Montrer votre travail en public : Votre propre présence en ligne est votre meilleure carte de visite. Un communicateur qui ne communique pas pour lui-même, ça envoie un mauvais signal. À l'inverse, partager ce que vous apprenez, vos réussites et même vos erreurs, c'est une preuve de compétence que aucun joli portfolio ne remplace.

Développer un style reconnaissable : Certains journalistes, on les reconnaît avant même de lire leur nom au bas de l'article. En communication digitale, c'est pareil. Trouver un format que vous maîtrisez mieux que les autres une façon de raconter, de structurer, de parler devient avec le temps une vraie signature.

Ce que vous pouvez faire dès maintenant

Semaine 1 : Faites le bilan de ce que vous avez déjà: Listez vos formations, vos jobs passés, vos centres d'intérêt sérieux. Pas pour faire joli sur un CV, mais pour repérer ce que vous comprenez mieux que la moyenne. Un étudiant en droit qui se lance dans la communication a déjà quelque chose que 90 % de ses concurrents n'ont pas.

Semaine 2 : Choisissez un terrain : Un secteur. Une ville. Un type de client. Un seul. Pas pour toujours, mais pour commencer. Testez. Parlez à des gens dans ce secteur. Comprenez leurs problèmes avant de proposer quoi que ce soit.

Semaine 3 : Construisez une présence cohérente. Pas besoin d'être partout : Choisissez une seule plateforme et soyez régulier. Publiez ce que vous apprenez. Montrez votre réflexion. Posez des questions publiques. Les gens font confiance à ceux qu'ils voient penser, pas seulement à ceux qui affichent des résultats.

Mois 2 : Acceptez un premier client dans votre niche, même pour peu : Pas gratuitement , c'est une erreur classique qui dévalue votre travail. Mais à un tarif accessible, en échange d'un vrai suivi, de résultats documentés, et d'un témoignage honnête. Ce premier cas concret vaut plus que dix jolies présentations PowerPoint.

Mois 3 : Relevez ce qui marche, ajustez le reste : Le positionnement n'est pas gravé dans le marbre. C'est une hypothèse qu'on affine avec le temps. Ce qui compte, c'est d'avoir un point de départ clair, pas un point d'arrivée parfait.

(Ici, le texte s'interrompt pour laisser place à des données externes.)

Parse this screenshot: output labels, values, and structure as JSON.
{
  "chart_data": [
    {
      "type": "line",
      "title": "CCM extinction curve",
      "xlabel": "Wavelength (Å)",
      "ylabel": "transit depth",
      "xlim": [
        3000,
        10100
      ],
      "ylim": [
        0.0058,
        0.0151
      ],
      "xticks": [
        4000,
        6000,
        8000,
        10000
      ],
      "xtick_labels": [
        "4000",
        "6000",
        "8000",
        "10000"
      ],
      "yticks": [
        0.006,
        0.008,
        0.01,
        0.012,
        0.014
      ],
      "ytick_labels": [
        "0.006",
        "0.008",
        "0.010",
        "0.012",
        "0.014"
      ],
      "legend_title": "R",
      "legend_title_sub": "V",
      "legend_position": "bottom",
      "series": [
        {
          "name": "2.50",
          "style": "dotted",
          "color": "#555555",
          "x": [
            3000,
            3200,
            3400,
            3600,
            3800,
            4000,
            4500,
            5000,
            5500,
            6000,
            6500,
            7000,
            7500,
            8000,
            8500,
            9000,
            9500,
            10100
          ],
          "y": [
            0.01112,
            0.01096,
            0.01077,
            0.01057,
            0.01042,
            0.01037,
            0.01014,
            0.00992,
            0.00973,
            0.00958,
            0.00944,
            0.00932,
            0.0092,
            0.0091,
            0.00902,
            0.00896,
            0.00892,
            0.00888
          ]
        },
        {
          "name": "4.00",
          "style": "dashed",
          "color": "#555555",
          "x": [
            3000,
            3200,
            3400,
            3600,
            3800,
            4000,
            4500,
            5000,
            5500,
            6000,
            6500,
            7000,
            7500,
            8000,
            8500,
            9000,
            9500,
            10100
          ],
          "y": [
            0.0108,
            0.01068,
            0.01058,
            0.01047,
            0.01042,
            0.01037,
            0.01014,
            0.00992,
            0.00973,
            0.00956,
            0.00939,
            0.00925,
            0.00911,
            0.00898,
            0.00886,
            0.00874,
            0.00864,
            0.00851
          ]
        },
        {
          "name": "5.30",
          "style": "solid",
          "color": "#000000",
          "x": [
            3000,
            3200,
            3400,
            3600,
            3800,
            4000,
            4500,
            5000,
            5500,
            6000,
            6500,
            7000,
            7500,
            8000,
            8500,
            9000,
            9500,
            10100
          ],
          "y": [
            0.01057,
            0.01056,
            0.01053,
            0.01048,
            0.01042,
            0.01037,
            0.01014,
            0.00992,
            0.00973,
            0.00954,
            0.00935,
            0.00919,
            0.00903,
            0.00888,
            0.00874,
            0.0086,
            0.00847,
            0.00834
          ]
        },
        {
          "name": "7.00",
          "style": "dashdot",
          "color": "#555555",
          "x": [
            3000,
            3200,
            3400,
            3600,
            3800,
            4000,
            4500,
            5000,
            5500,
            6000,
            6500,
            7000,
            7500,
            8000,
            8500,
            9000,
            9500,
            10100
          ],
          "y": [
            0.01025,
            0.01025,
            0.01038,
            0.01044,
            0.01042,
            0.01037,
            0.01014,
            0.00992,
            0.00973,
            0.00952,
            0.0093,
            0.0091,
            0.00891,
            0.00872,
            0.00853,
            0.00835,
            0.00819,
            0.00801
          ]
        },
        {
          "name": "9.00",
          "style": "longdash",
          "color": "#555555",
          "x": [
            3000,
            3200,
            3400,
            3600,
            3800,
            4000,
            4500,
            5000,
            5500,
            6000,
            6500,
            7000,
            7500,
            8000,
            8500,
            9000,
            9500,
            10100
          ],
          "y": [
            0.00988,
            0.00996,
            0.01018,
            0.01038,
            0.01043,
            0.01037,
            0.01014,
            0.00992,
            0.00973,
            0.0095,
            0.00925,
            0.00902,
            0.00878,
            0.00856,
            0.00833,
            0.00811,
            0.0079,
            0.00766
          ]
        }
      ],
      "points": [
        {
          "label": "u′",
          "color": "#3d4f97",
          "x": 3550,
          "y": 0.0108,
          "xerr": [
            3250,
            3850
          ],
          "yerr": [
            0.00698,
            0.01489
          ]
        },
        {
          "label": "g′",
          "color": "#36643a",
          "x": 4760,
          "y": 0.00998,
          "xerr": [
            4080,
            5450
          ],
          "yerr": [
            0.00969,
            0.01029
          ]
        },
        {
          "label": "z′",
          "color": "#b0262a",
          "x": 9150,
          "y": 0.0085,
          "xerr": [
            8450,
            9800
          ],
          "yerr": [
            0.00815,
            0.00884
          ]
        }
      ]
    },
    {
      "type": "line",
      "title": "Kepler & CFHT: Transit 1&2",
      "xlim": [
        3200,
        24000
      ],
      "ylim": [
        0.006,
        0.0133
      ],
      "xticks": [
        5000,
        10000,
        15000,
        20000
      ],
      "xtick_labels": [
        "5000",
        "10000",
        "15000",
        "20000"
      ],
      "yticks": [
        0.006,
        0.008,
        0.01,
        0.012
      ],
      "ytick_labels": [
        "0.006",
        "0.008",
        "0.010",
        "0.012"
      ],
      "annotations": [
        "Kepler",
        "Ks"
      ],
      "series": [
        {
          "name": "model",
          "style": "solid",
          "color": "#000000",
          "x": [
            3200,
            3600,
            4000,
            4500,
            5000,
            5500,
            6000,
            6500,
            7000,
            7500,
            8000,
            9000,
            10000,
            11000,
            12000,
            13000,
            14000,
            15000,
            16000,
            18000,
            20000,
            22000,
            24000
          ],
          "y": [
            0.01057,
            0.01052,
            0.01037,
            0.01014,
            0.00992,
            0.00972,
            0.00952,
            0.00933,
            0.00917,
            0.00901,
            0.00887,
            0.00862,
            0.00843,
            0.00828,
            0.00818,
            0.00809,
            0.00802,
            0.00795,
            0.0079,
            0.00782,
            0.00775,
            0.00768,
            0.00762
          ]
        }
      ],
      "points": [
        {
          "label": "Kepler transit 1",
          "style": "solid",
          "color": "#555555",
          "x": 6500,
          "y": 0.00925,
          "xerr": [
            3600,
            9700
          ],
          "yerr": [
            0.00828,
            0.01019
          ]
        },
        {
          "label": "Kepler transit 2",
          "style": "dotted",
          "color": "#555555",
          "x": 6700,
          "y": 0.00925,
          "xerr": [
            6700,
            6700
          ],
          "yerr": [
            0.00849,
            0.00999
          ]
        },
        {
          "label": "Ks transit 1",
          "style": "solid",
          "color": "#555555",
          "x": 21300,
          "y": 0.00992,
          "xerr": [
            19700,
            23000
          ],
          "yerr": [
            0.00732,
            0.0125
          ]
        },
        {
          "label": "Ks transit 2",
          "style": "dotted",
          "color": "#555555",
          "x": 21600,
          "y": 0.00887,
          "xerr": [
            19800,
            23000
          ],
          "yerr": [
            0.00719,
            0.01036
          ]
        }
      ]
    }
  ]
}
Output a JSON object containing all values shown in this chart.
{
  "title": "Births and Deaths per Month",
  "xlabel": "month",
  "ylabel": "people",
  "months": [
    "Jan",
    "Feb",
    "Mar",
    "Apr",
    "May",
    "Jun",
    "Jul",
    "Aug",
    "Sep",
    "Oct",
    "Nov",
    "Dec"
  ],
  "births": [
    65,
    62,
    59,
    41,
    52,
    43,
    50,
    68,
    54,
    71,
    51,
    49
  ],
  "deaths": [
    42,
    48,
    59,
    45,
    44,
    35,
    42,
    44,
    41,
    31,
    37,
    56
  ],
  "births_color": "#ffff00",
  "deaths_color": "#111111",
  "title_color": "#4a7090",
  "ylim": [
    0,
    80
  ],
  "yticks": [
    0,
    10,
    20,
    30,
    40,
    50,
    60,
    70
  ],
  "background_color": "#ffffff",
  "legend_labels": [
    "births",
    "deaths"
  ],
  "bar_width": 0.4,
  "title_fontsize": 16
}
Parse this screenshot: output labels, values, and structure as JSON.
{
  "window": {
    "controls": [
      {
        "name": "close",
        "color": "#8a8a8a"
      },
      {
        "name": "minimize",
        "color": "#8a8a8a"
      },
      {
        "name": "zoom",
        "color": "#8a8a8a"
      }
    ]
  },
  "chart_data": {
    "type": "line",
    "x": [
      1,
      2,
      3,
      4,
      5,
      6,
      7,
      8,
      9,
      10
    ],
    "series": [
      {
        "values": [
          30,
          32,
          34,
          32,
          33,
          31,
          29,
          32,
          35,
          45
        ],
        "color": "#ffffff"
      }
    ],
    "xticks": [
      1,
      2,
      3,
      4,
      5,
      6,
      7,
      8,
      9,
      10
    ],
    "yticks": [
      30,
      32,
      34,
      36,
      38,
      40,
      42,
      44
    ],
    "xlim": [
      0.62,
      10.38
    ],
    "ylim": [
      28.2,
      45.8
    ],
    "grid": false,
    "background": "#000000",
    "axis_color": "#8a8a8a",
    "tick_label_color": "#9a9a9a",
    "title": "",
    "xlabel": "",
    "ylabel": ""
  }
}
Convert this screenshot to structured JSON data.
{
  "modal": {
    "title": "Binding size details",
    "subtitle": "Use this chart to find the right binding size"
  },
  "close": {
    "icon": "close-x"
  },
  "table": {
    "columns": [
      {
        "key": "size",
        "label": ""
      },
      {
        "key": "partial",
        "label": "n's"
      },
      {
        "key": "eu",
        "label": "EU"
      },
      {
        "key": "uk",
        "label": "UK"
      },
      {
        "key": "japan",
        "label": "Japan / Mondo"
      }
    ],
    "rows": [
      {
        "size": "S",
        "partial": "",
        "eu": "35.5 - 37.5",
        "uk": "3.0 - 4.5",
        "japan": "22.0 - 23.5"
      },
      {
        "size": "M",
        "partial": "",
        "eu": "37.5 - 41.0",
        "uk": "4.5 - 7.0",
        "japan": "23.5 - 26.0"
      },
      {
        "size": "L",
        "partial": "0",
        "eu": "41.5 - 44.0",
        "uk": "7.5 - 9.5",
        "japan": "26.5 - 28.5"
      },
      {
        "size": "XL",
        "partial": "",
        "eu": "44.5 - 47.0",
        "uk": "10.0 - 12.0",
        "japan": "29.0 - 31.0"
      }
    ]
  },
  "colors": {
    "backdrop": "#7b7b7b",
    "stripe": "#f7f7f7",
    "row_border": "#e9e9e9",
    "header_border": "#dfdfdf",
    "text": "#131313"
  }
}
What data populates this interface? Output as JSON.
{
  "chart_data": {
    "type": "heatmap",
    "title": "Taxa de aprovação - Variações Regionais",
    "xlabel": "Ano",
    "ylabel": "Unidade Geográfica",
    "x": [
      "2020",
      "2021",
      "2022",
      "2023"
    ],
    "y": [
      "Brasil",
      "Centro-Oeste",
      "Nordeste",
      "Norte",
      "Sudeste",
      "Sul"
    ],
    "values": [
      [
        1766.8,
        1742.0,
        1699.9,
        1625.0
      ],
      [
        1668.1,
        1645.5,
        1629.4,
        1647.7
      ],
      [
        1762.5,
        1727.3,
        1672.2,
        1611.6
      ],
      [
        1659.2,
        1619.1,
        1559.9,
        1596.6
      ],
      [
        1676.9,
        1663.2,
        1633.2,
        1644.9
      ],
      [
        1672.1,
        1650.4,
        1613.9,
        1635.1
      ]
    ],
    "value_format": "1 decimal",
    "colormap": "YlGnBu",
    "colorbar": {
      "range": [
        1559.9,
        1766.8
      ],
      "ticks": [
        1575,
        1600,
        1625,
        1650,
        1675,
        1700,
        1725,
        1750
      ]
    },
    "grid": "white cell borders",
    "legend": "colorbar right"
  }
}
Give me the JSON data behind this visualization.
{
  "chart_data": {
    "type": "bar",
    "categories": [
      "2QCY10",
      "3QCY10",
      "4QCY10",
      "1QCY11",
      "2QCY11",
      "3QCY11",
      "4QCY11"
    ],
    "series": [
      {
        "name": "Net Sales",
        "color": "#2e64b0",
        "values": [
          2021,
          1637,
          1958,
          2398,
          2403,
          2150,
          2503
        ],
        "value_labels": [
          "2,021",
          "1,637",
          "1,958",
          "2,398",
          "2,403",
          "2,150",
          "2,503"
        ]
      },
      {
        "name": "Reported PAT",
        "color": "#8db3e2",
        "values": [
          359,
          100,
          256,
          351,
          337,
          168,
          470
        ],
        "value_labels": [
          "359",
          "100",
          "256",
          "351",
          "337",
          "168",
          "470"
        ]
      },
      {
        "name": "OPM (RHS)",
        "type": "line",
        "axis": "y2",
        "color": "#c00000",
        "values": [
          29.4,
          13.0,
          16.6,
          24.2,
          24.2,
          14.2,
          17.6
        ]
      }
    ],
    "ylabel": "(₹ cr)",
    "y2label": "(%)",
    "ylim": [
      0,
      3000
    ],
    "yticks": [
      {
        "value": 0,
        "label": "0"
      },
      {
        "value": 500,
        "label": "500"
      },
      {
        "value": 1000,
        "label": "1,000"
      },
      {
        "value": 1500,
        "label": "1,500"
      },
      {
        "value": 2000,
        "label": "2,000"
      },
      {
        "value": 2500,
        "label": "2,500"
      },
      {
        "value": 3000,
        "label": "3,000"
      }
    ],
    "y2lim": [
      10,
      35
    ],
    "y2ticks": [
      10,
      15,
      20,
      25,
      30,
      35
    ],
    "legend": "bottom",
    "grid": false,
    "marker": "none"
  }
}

Par où commencer, si vous ne retenez qu'une chose

        Ã‰crivez en une phrase , sans virgule, sans « et aussi », sans « notamment »  ce que vous faites, pour qui, et en quoi c'est différent. Si après dix minutes vous écrivez encore « j'aide les entreprises à améliorer leur communication sur les réseaux sociaux », vous avez votre réponse. Ce n'est pas un positionnement. C'est une description de poste. La différence entre les deux, c'est souvent tout ce qui sépare quelqu'un qui galère à trouver des clients de quelqu'un qui en a trop.

Cet article est basé sur des observations terrain et des échanges avec des professionnels de la communication en activité.